I like your confidence. Chances are, you can write a novel. I’m not saying as many people will read it or that you’ll make as much money as he did, but you can continuously write until stacks of paper rise above your dirty dishes. Anyone can. You don’t need a degree in literary criticism to pound out 100,000 words, but what you do need are a few simple guidelines which I, graciously, will provide.
I learned the following while participating in National Novel Writing Month, known as nanowrimo to the pretentious, of which you aspire to become. The project, held in November, challenges participants to write 50,000 words in one month.

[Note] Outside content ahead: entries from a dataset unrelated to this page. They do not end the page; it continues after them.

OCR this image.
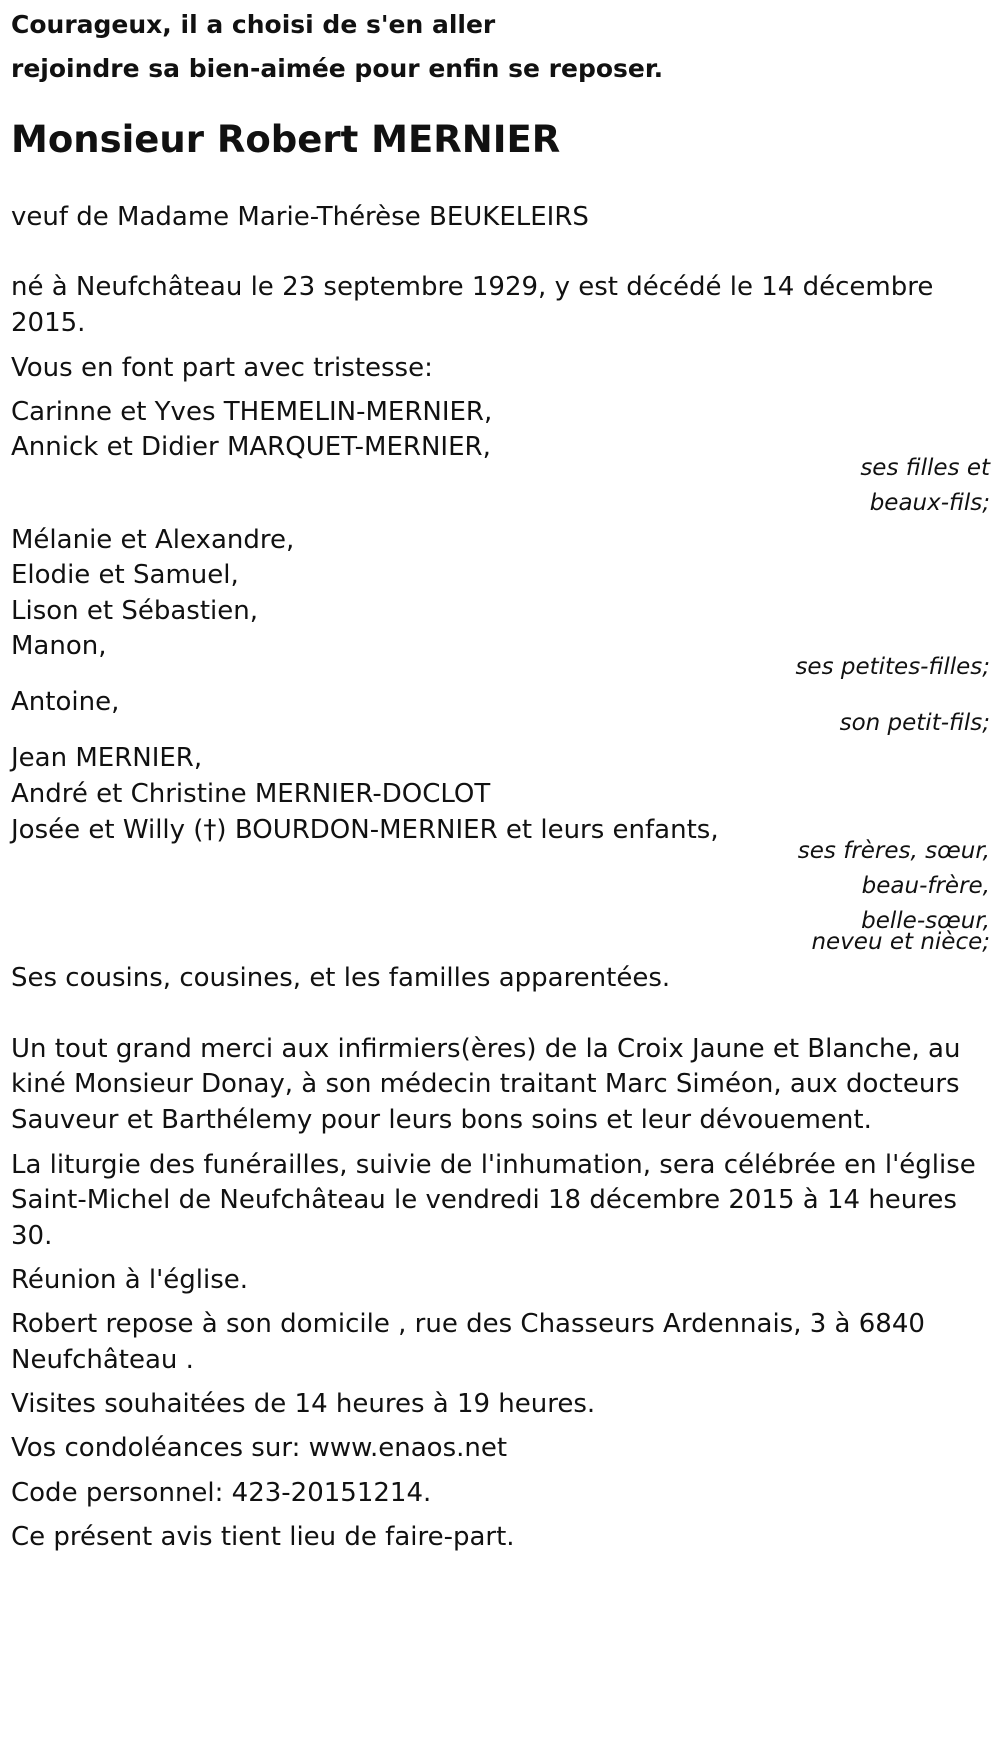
Courageux, il a choisi de s'en aller
rejoindre sa bien-aimée pour enfin se reposer.
Monsieur Robert MERNIER
veuf de Madame Marie-Thérèse BEUKELEIRS
né à Neufchâteau le 23 septembre 1929, y est décédé le 14 décembre
2015.
Vous en font part avec tristesse:
Carinne et Yves THEMELIN-MERNIER,
Annick et Didier MARQUET-MERNIER,
ses filles et
beaux-fils;
Mélanie et Alexandre,
Elodie et Samuel,
Lison et Sébastien,
Manon,
ses petites-filles;
Antoine,
son petit-fils;
Jean MERNIER,
André et Christine MERNIER-DOCLOT
Josée et Willy (†) BOURDON-MERNIER et leurs enfants,
ses frères, sœur,
beau-frère,
belle-sœur,
neveu et nièce;
Ses cousins, cousines, et les familles apparentées.
Un tout grand merci aux infirmiers(ères) de la Croix Jaune et Blanche, au
kiné Monsieur Donay, à son médecin traitant Marc Siméon, aux docteurs
Sauveur et Barthélemy pour leurs bons soins et leur dévouement.
La liturgie des funérailles, suivie de l'inhumation, sera célébrée en l'église
Saint-Michel de Neufchâteau le vendredi 18 décembre 2015 à 14 heures
30.
Réunion à l'église.
Robert repose à son domicile , rue des Chasseurs Ardennais, 3 à 6840
Neufchâteau .
Visites souhaitées de 14 heures à 19 heures.
Vos condoléances sur: www.enaos.net
Code personnel: 423-20151214.
Ce présent avis tient lieu de faire-part.
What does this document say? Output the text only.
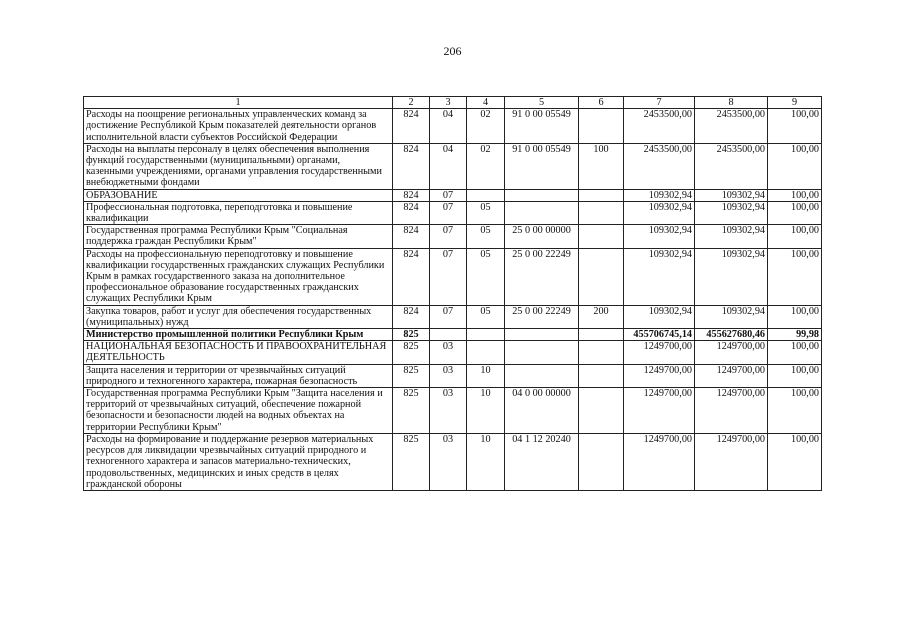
206
1	2	3	4	5	6	7	8	9
Расходы на поощрение региональных управленческих команд за достижение Республикой Крым показателей деятельности органов исполнительной власти субъектов Российской Федерации	824	04	02	91 0 00 05549		2453500,00	2453500,00	100,00
Расходы на выплаты персоналу в целях обеспечения выполнения функций государственными (муниципальными) органами, казенными учреждениями, органами управления государственными внебюджетными фондами	824	04	02	91 0 00 05549	100	2453500,00	2453500,00	100,00
ОБРАЗОВАНИЕ	824	07				109302,94	109302,94	100,00
Профессиональная подготовка, переподготовка и повышение квалификации	824	07	05			109302,94	109302,94	100,00
Государственная программа Республики Крым "Социальная поддержка граждан Республики Крым"	824	07	05	25 0 00 00000		109302,94	109302,94	100,00
Расходы на профессиональную переподготовку и повышение квалификации государственных гражданских служащих Республики Крым в рамках государственного заказа на дополнительное профессиональное образование государственных гражданских служащих Республики Крым	824	07	05	25 0 00 22249		109302,94	109302,94	100,00
Закупка товаров, работ и услуг для обеспечения государственных (муниципальных) нужд	824	07	05	25 0 00 22249	200	109302,94	109302,94	100,00
Министерство промышленной политики Республики Крым	825					455706745,14	455627680,46	99,98
НАЦИОНАЛЬНАЯ БЕЗОПАСНОСТЬ И ПРАВООХРАНИТЕЛЬНАЯ ДЕЯТЕЛЬНОСТЬ	825	03				1249700,00	1249700,00	100,00
Защита населения и территории от чрезвычайных ситуаций природного и техногенного характера, пожарная безопасность	825	03	10			1249700,00	1249700,00	100,00
Государственная программа Республики Крым "Защита населения и территорий от чрезвычайных ситуаций, обеспечение пожарной безопасности и безопасности людей на водных объектах на территории Республики Крым"	825	03	10	04 0 00 00000		1249700,00	1249700,00	100,00
Расходы на формирование и поддержание резервов материальных ресурсов для ликвидации чрезвычайных ситуаций природного и техногенного характера и запасов материально-технических, продовольственных, медицинских и иных средств в целях гражданской обороны	825	03	10	04 1 12 20240		1249700,00	1249700,00	100,00
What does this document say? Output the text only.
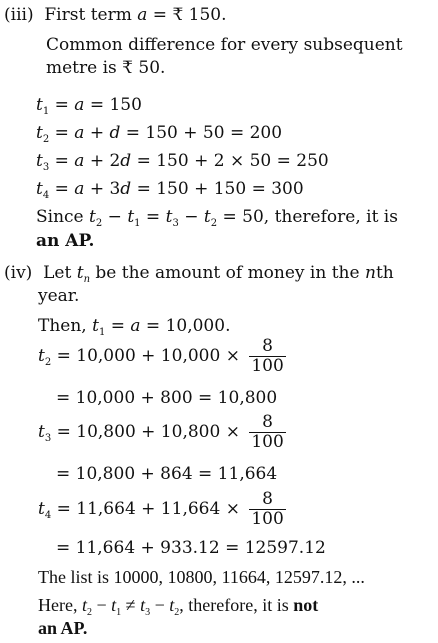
(iii)  First term a = ₹ 150.
Common difference for every subsequent
metre is ₹ 50.
$t_1 = a = 150$
$t_2 = a + d = 150 + 50 = 200$
$t_3 = a + 2d = 150 + 2 \times 50 = 250$
$t_4 = a + 3d = 150 + 150 = 300$
Since $t_2 - t_1 = t_3 - t_2 = 50$, therefore, it is
an AP.
(iv)  Let $t_n$ be the amount of money in the nth
year.
Then, $t_1 = a = 10,000$.
$t_2 = 10,000 + 10,000 \times \frac{8}{100}$
= 10,000 + 800 = 10,800
$t_3 = 10,800 + 10,800 \times \frac{8}{100}$
= 10,800 + 864 = 11,664
$t_4 = 11,664 + 11,664 \times \frac{8}{100}$
= 11,664 + 933.12 = 12597.12
The list is 10000, 10800, 11664, 12597.12, ...
Here, $t_2 - t_1 \ne t_3 - t_2$, therefore, it is not
an AP.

Rule No. 1: Nanowrimo teaches that your first draft is just that, a draft. Don’t expect to channel Shakespeare as you pile up the word count. The point is to get the thing onto paper, then revise. It’s much easier to shape your words into perfect prose when they’re already on paper. Expecting magic to come out of your pen the first time will only discourage you.

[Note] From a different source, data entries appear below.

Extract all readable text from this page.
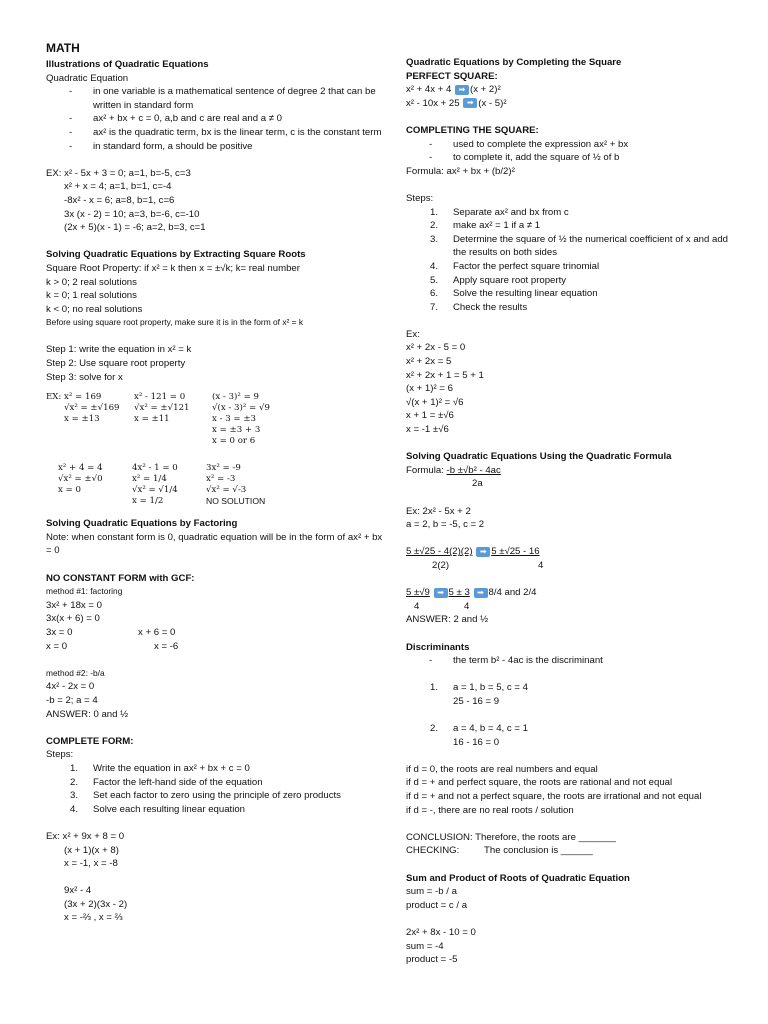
MATH
Illustrations of Quadratic Equations
Quadratic Equation
- in one variable is a mathematical sentence of degree 2 that can be written in standard form
- ax² + bx + c = 0, a,b and c are real and a ≠ 0
- ax² is the quadratic term, bx is the linear term, c is the constant term
- in standard form, a should be positive
EX: x² - 5x + 3 = 0; a=1, b=-5, c=3
x² + x = 4; a=1, b=1, c=-4
-8x² - x = 6; a=8, b=1, c=6
3x (x - 2) = 10; a=3, b=-6, c=-10
(2x + 5)(x - 1) = -6; a=2, b=3, c=1
Solving Quadratic Equations by Extracting Square Roots
Square Root Property: if x² = k then x = ±√k; k= real number
k > 0; 2 real solutions
k = 0; 1 real solutions
k < 0; no real solutions
Before using square root property, make sure it is in the form of x² = k
Step 1: write the equation in x² = k
Step 2: Use square root property
Step 3: solve for x
EX: x² = 169
√x² = ±√169
x = ±13
x² - 121 = 0
√x² = ±√121
x = ±11
(x - 3)² = 9
√(x - 3)² = √9
x - 3 = ±3
x = ±3 + 3
x = 0 or 6
x² + 4 = 4
√x² = ±√0
x = 0
4x² - 1 = 0
x² = 1/4
√x² = √1/4
x = 1/2
3x² = -9
x² = -3
√x² = √-3
NO SOLUTION
Solving Quadratic Equations by Factoring
Note: when constant form is 0, quadratic equation will be in the form of ax² + bx = 0
NO CONSTANT FORM with GCF:
method #1: factoring
3x² + 18x = 0
3x(x + 6) = 0
3x = 0	x + 6 = 0
x = 0	x = -6
method #2: -b/a
4x² - 2x = 0
-b = 2; a = 4
ANSWER: 0 and ½
COMPLETE FORM:
Steps:
1. Write the equation in ax² + bx + c = 0
2. Factor the left-hand side of the equation
3. Set each factor to zero using the principle of zero products
4. Solve each resulting linear equation
Ex: x² + 9x + 8 = 0
(x + 1)(x + 8)
x = -1, x = -8
9x² - 4
(3x + 2)(3x - 2)
x = -⅔ , x = ⅔
Quadratic Equations by Completing the Square
PERFECT SQUARE:
x² + 4x + 4 ➡ (x + 2)²
x² - 10x + 25 ➡ (x - 5)²
COMPLETING THE SQUARE:
- used to complete the expression ax² + bx
- to complete it, add the square of ½ of b
Formula: ax² + bx + (b/2)²
Steps:
1. Separate ax² and bx from c
2. make ax² = 1 if a ≠ 1
3. Determine the square of ½ the numerical coefficient of x and add the results on both sides
4. Factor the perfect square trinomial
5. Apply square root property
6. Solve the resulting linear equation
7. Check the results
Ex:
x² + 2x - 5 = 0
x² + 2x = 5
x² + 2x + 1 = 5 + 1
(x + 1)² = 6
√(x + 1)² = √6
x + 1 = ±√6
x = -1 ±√6
Solving Quadratic Equations Using the Quadratic Formula
Formula: -b ±√b² - 4ac
2a
Ex: 2x² - 5x + 2
a = 2, b = -5, c = 2
5 ±√25 - 4(2)(2) ➡ 5 ±√25 - 16
2(2)	4
5 ±√9 ➡ 5 ± 3 ➡ 8/4 and 2/4
4	4
ANSWER: 2 and ½
Discriminants
- the term b² - 4ac is the discriminant
1. a = 1, b = 5, c = 4
25 - 16 = 9
2. a = 4, b = 4, c = 1
16 - 16 = 0
if d = 0, the roots are real numbers and equal
if d = + and perfect square, the roots are rational and not equal
if d = + and not a perfect square, the roots are irrational and not equal
if d = -, there are no real roots / solution
CONCLUSION: Therefore, the roots are _______
CHECKING:	The conclusion is ______
Sum and Product of Roots of Quadratic Equation
sum = -b / a
product = c / a
2x² + 8x - 10 = 0
sum = -4
product = -5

Rule No. 2: Set a schedule and stick to it. No excuses. I found that forcing myself to write 12,500 words each week worked well. You want to have a complete body of work before Gabriel finds his trumpet, or at least before the Mayan calendar kills us all. Some say that 50,000 words is a novel. That’s a month’s worth of writing.
Rule No. 3: Have some sort of outline. Staring at a blank computer screen for hours will make you curse the novel writing gods and start playing solitaire. Take a day or more to make some rough sketches about what you’ll be writing about.
The snowflake method is one way to do it. You start with a one-sentence summary of your novel, such as “The prince of Denmark thinks something smells bad, and he’s looking for some air freshener.” Then, you expand on the sentence, writing a full paragraph. Then you write paragraphs for your main characters. Then you expand on those paragraphs, and on and on.
This will make writing your first draft a lot more palpable.
Rule No. 4: Have fun. What, you think I’m above using this trite trick of sticking “have fun” at the end of a list to bump up my word count? Of course I’m not, and neither should you. As stated in Rule No. 1, you’re writing a draft. At times, you will run against what feels like steel walls stopping you from writing. Remember, this whole experience shouldn’t feel like work. When you get stuck, improvise.
You’ve got a main character with nothing to do? Give him something to fight, or love, or steal. If things aren’t going anywhere, come up with another character and just toss him in the mix. If you’re really stretched for ideas, throw all your characters into Mortok’s Arena and see who makes it out alive. Conflict drives stories. Make sure yours has plenty.
This whole experience isn’t really about beating Dan Brown’s frightening level of sales. It’s about writing a novel. Remember that when the attractive stranger at the party asks if you’ve ever written a book.
And remember to stick your pinky finger out as you drink your rum and Coke when you answer, “yes.”